Last year, while she was in branching out, she had a big emotional breakdown and felt like she couldn’t write songs anymore, ever. But then, “one day I was walking dogs in a field and all of a sudden lyrics started to pop in my head.”
Collin said, “A lot of our work was just trying to get her to relax and not feel bad about not having accomplished everything she had wanted to accomplish.”
Ava’s advice to anyone who wants to start writing songs is “the most important thing is to try to write whatever you can from your head, and just realize that whatever you write down you shouldn’t criticism off the bat.”
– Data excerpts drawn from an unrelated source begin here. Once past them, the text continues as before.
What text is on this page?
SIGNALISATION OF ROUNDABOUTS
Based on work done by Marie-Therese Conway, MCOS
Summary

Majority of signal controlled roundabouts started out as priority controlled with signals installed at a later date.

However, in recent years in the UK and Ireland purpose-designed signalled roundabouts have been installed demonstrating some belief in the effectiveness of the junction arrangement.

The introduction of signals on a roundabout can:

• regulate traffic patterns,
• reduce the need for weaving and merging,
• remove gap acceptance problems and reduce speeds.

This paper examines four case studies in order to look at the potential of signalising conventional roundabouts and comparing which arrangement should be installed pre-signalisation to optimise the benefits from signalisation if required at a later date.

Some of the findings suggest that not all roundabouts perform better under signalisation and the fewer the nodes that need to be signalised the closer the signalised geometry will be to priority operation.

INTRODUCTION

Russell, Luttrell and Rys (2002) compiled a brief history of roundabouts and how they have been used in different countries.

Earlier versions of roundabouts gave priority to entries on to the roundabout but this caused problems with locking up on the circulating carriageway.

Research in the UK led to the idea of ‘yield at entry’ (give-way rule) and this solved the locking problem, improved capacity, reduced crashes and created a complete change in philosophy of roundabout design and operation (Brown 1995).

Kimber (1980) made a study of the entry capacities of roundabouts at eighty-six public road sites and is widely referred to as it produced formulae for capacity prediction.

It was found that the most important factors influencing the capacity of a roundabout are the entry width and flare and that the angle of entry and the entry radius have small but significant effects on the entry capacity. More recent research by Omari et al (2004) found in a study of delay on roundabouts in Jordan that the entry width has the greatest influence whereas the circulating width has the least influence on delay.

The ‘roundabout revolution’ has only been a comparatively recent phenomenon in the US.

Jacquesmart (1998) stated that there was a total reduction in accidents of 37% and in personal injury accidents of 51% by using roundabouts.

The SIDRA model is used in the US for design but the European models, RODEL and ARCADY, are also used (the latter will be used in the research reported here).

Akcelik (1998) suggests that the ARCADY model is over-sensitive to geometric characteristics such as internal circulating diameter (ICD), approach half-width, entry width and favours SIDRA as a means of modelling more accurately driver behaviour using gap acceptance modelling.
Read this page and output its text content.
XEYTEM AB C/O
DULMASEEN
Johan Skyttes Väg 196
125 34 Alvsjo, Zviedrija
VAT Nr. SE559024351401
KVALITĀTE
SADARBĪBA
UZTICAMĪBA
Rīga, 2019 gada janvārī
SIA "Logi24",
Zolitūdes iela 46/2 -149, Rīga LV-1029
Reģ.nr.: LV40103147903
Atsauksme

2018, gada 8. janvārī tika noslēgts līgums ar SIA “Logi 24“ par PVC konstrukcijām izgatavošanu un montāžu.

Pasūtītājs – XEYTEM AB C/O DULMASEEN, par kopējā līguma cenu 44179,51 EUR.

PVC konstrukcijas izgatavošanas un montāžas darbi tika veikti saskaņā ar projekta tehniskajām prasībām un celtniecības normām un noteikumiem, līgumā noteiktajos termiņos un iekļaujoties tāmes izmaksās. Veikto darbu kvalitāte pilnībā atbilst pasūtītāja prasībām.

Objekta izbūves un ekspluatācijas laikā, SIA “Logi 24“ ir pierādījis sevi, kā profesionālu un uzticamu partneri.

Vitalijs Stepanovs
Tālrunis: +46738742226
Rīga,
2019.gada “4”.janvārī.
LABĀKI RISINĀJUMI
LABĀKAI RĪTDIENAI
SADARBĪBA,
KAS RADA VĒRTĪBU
Collin says if you are looking to start songwriting,“look to her passion… She’s so invested in things emotionally and creatively.”
This year she plans to perform at word of mouth and sing a rap that she is currently writing.
As a senior, Ava has to start making some big life decisions and one of them is whether her future career will involve songwriting. She says that that is the main question on her mind right now. It’s either going to be songwriting or biology and environmental sciences. Even if it doesn’t become her career, she plans to continue writing.
When you think about it, that’s got to be the right anewrs.